Monday, 30 June 2014


Every year, a good crop of Cherries. Every year, the birds have taken them all before the fruit is ripe. This year, mesh bags over a few branches, to prevent all the fruit disappearing.
It worked.... a bowlful of chunky, ripe, sweet, juicy cherries for us. We don't mind sharing, but feel we do deserve some of the fruits of our labours.

At last

There have been native Orchids in the damp lower garden since we have been here. One day, three years ago, though, Best Beloved came rushing in from mowing the orchard, very excited. He had mowed the tip off another, lone Orchid. The following year, nothing came up. This year, at last, we have a lovely plant.
The flower spike is much broader, more triangular, than the others. The colour is much deeper, almost purple. The leaves are broader, too, with a distinct fold running up the centre. This year  I am keeping the grass as close clipped as I can, in the hope that seed will set and fall. Fingers crossed!

Wednesday, 25 June 2014

Beauty in a bucket

This warm, sunny weather really suits the Sweet Peas. As long as they get enough rain, they just go on and on flowering. I spent over half an hour, this morning, cutting sweet pea flowers, and filled a bucket (above) from just over half the plants. I stopped then, as I got bored of cutting, the heat was really beginning to build ( never cut them when it's hot), and there is also the question of what one does with them all?
This enormous bunch ended up in my champagne bucket! ( I must admit that I bought the Dartington crystal champagne bucket at a very good price in a closing down sale, to use as a vase ). And very good they look, too.
Coming back downstairs, later, I found that the perfume from this one bunch had filled the whole ground floor. Delicious!

Tuesday, 24 June 2014


Here we are at Midsummer. Not the Summer Solstice, that was a few days ago, and belongs to a different tradition. This is an older celebration, spoken of by William Shakespeare, and, more recently ( ! ), by Rudyard Kipling.
Best Beloved and I went out as dusk fell yesterday, and lit the Midsummer Eve Bonfire. We  started off with some garden rubbish, to get a good hot fire going, then ceremoniously burnt some oak trees ( which had died from being in standing water too long, last winter. We did not chop them down needlessly), to show that the reign of the Oaken King is over for this year. The Holly King now takes over, until Yule. The fire burned high and hot, with the flames leaping and dancing, showing the sun how high and hot to be. In much the same way as Morris Dancers use white hankies, to show the clouds their job.
Today, we spent a great deal of time watering the kitchen garden, and what there is of my flower garden. By Oak, Ash and Thorn, the sun already knows its job, really.

Friday, 20 June 2014


 There is no knitting or spinning going on, here at Dragonside. Best Beloved and I have developed a need to finish as much of the building work as possible, by summer's end. We also want to get the remaining ''bones'' of the garden in place.
 While the weather has been dry, we have spent every available moment possible in the garden.
 I have spent the hottest hours unpacking the garage.
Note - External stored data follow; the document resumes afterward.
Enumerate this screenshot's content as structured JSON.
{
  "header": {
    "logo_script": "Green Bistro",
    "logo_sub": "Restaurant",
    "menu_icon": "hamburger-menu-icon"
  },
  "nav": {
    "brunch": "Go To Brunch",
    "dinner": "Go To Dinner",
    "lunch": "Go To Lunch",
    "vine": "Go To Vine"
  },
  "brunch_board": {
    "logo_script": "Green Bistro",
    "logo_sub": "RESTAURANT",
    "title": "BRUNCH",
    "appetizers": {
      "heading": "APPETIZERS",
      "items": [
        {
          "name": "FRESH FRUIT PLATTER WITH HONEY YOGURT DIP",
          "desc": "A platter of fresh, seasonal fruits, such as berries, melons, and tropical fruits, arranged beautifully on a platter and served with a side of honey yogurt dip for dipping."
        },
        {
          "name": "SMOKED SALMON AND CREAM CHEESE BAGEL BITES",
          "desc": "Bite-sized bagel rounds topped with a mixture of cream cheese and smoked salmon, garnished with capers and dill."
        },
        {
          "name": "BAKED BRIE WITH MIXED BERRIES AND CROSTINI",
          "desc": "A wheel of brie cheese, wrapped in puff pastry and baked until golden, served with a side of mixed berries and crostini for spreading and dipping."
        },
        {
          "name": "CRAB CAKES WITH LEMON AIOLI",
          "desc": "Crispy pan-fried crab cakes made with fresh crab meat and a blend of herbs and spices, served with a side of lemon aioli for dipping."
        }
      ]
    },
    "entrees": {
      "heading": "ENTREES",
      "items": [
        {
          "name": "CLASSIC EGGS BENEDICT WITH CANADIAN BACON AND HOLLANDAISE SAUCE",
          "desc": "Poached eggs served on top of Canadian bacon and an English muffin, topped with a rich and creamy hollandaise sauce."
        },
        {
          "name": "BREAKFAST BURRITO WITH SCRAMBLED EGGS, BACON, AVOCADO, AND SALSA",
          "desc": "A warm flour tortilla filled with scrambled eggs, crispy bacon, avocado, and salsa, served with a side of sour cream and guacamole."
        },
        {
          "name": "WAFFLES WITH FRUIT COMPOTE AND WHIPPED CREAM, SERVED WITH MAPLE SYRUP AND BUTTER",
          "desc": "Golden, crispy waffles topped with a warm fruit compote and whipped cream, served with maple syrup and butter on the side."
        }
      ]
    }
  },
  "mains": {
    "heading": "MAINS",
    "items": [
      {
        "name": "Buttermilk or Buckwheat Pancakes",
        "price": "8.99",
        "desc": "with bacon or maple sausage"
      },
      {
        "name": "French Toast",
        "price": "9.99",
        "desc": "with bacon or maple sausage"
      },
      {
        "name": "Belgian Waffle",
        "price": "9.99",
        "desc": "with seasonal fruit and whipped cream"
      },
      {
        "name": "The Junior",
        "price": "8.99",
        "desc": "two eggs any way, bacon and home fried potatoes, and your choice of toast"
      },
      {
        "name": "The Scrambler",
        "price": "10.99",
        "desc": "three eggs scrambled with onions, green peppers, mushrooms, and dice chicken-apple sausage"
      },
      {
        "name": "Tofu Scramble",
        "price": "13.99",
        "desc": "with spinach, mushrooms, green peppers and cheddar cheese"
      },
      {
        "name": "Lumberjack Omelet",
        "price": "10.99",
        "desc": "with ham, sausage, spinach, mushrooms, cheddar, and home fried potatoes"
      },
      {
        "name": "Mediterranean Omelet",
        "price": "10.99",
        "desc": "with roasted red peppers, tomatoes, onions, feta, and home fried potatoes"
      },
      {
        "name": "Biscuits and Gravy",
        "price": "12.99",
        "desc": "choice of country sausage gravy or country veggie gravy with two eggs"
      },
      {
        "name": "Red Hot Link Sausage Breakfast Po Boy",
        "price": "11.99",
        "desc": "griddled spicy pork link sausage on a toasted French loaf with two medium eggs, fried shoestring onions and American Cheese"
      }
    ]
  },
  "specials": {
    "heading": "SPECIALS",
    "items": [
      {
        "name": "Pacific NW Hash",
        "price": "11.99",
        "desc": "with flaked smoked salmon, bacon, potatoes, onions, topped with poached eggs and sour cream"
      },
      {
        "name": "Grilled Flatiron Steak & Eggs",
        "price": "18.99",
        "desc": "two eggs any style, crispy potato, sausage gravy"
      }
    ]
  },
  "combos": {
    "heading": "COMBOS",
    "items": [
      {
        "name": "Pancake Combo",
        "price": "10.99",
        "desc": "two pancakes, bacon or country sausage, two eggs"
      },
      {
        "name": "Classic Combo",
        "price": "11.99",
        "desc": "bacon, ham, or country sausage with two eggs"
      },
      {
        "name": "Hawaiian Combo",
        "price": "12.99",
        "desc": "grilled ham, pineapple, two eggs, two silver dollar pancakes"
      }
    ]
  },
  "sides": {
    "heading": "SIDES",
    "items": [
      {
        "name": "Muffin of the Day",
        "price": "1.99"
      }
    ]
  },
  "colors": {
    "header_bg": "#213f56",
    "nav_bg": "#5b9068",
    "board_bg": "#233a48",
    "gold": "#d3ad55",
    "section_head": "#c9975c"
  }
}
Most of our last house was packed up, and put into storage, while we sorted this house out. That has taken so very much longer than intended or anticipated. So I am discovering that we have duplicates of many things....  it is surprising how easy it is to forget what one has. 
The positive of all this , is that we are giving lots of things to friends, and the local charity shops. The negative is that my solitary nature allows me to think that it is acceptable to forget to contact friends, to forget to have a quick gossip, or meet someone for coffee. I skim by the thought that friends now, are more important than things anytime.
I just hope that they are still there, when I remember my manners.

Sunday, 8 June 2014


Have I mentioned that Barley and Quince have their own 'blog' ?


It is more a series of pictures from their photograph album, with cryptic comments, really. It keeps them amused!
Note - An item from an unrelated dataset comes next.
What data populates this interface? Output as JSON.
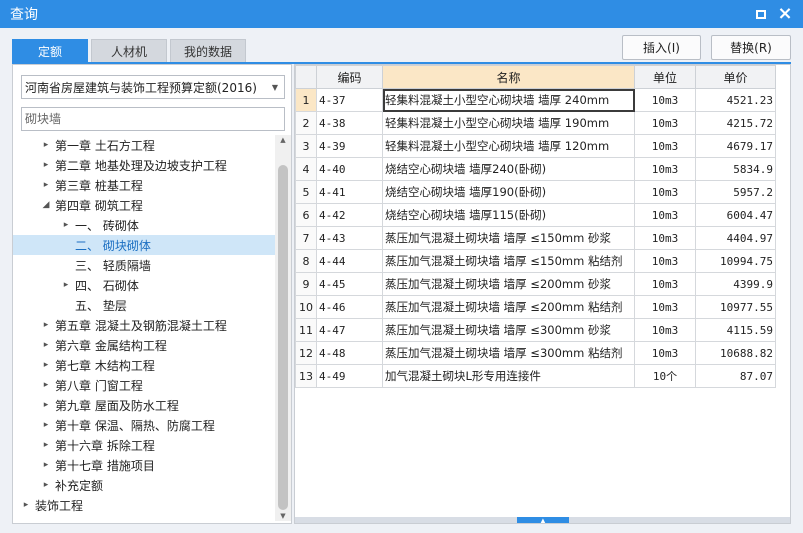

Returning to the house after walking the Spaniels, we came across a bundle of feathers on the drive, just below the Sitting room window.   
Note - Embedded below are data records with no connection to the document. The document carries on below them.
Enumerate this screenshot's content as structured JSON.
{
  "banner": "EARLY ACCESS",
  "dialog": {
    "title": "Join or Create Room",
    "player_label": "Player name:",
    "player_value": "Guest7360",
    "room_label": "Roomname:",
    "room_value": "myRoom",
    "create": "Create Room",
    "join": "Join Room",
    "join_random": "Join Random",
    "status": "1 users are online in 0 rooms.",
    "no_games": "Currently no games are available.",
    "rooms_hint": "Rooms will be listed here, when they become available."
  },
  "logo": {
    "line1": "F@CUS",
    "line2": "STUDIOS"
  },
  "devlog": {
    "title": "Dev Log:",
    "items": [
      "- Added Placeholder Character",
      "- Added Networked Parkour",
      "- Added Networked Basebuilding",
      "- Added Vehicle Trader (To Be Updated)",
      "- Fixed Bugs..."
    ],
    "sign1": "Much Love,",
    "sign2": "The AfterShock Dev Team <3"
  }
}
Best beloved picked up what transpired to be a juvenile Greater Spotted Woodpecker. ( The red 'cap' shows that it is not adult. When mature, the 'cap' fades, and will become black. The males will then develop a red patch on the back of the neck.) We feared the worst, initially, but realised it must be merely stunned, as it kept turning it's head, so we put it onto the bird table, expecting it to fly off.

There was no reaction, other than the head turning, so it was obviously more incapacitated than we had assumed. So, we went to put it on the bench, which is nearer the hedge, and also out of the direct sun. The Woodpecker lifted it's feet, so B.B. gently held it against the back of the bench, and it grasped a horizontal bar, and clung on. At that point, we left it to recover as best it could, knowing that the Spaniels could not get into the front garden and bother it.
The bird stayed where we had left it for about an hour and a half. Both of us were thinking that it would not recover, by this time. Then we realised that it was gone.
We have two families of Greater Spotted Woodpeckers in the area, both of which use our feeders. We have never seen one in such circumstances before.